A l'instar de l'article 1er de la directive 85/374 qui pose le principe de la responsabilité du producteur, l'article 1245 (ancien art. 1386-1) du Code civil prévoit que “le producteur est responsable du dommage causé par un défaut de son produit, qu'il soit ou non lié par un contrat avec la victime”.

La notion de produit au sens de l'article 1245-2 (art. 2, dir. 85/374) couvre tout “bien meuble, même s'il est incorporé dans un immeuble, y compris les produits du sol, de l'élevage, de la chasse et de la pêche”. L'article 1245-3 (art. 6, dir. 85/374) définit le “produit défectueux” comme celui “qui n'offre pas la sécurité à laquelle on peut légitimement s'attendre” ; celle-ci s'apprécie au regard de toutes les circonstances, et notamment de la présentation du produit, de son usage et de sa mise en circulation. Il en résulte que la responsabilité du producteur peut être mise en cause pour un défaut inhérent à la fabrication ou à la conception du produit ou encore pour un défaut d'information ou de présentation qui compromet la sécurité de l'utilisateur, sachant que le niveau d'information délivré doit être adapté à la dangerosité du produit. Ainsi, le défaut d'information sur le danger potentiel particulier d'un produit suffit à caractériser sa défectuosité : la présentation d'un produit de charcuterie, ludique et attractive dans son mode de Consommation, sous forme de billes logées dans une boîte en carton semblable à un pot de glace et aux couleurs acidulées, qui n'attire pas l'attention des consommateurs sur le risque connu et grave de suffocation ou d'asphyxie lors de la déglutition par de jeunes enfants, suffit à caractériser son défaut de sécurité.
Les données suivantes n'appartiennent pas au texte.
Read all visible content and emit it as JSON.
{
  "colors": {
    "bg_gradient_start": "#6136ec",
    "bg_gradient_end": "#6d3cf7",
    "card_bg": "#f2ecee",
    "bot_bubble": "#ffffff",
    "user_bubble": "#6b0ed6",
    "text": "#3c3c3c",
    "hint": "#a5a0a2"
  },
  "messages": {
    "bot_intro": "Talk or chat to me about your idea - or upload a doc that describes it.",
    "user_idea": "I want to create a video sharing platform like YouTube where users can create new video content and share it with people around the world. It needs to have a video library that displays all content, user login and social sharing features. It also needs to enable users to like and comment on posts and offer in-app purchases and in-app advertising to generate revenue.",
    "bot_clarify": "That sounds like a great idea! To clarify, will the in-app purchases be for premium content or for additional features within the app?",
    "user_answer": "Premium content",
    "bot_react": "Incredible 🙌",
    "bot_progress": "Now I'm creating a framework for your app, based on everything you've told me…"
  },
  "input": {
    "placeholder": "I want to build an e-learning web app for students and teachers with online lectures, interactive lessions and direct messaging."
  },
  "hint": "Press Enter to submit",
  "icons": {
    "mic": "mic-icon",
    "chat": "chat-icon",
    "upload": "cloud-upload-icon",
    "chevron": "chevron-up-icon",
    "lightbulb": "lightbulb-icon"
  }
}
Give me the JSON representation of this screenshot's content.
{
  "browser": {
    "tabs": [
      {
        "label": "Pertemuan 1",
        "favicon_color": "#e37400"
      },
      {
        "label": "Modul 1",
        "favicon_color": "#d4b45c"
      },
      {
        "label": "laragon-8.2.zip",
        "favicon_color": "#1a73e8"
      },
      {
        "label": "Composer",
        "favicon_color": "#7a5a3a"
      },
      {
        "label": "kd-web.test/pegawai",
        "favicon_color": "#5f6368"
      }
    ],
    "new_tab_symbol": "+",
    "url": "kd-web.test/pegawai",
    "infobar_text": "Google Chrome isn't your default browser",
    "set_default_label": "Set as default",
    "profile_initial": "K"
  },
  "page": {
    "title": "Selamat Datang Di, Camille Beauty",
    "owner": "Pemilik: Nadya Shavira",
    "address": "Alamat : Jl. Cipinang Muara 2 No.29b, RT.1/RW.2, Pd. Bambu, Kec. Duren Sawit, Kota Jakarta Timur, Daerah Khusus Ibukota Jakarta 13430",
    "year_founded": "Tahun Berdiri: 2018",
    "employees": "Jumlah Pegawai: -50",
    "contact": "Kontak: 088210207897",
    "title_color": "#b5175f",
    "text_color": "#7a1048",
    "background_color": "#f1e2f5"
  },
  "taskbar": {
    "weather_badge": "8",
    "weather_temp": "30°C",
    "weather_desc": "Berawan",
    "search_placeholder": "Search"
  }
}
Est producteur au sens de l'article 1245-3 (art. 6, paragr. 1 et 2, dir. 85/374), “lorsqu'il agit à titre professionnel, le fabricant d'un produit fini, le producteur d'une matière première, le fabricant d'une partie composante”. Sont assimilés par ce texte au producteur toute “personne qui se présente comme producteur en apposant sur le produit son nom, sa marque ou un autre signe distinctif” ainsi que l'importateur. La victime pourra à son choix actionner le producteur seul ou avec les producteurs assimilés. A défaut d'identification du producteur, le fournisseur (qui peut être, notamment, le vendeur ou le loueur) est responsable du défaut de sécurité du produit, à moins qu'il ne désigne son propre fournisseur ou le producteur dans un délai de trois mois à compter de la date à laquelle la demande de la victime lui a été notifiée (art. 1245-6 ; art 6, paragr. 3, dir. 85/374). Si la responsabilité du fournisseur ne peut être que subsidiaire par rapport à celle du producteur, les textes prévoient une hypothèse de responsabilité solidaire : en cas de dommage causé par le défaut d'un produit incorporé dans un autre, le producteur de la partie composante et celui qui a réalisé l'incorporation sont solidairement responsables (art. 1245-7 ; art. 5 de la directive 85/374).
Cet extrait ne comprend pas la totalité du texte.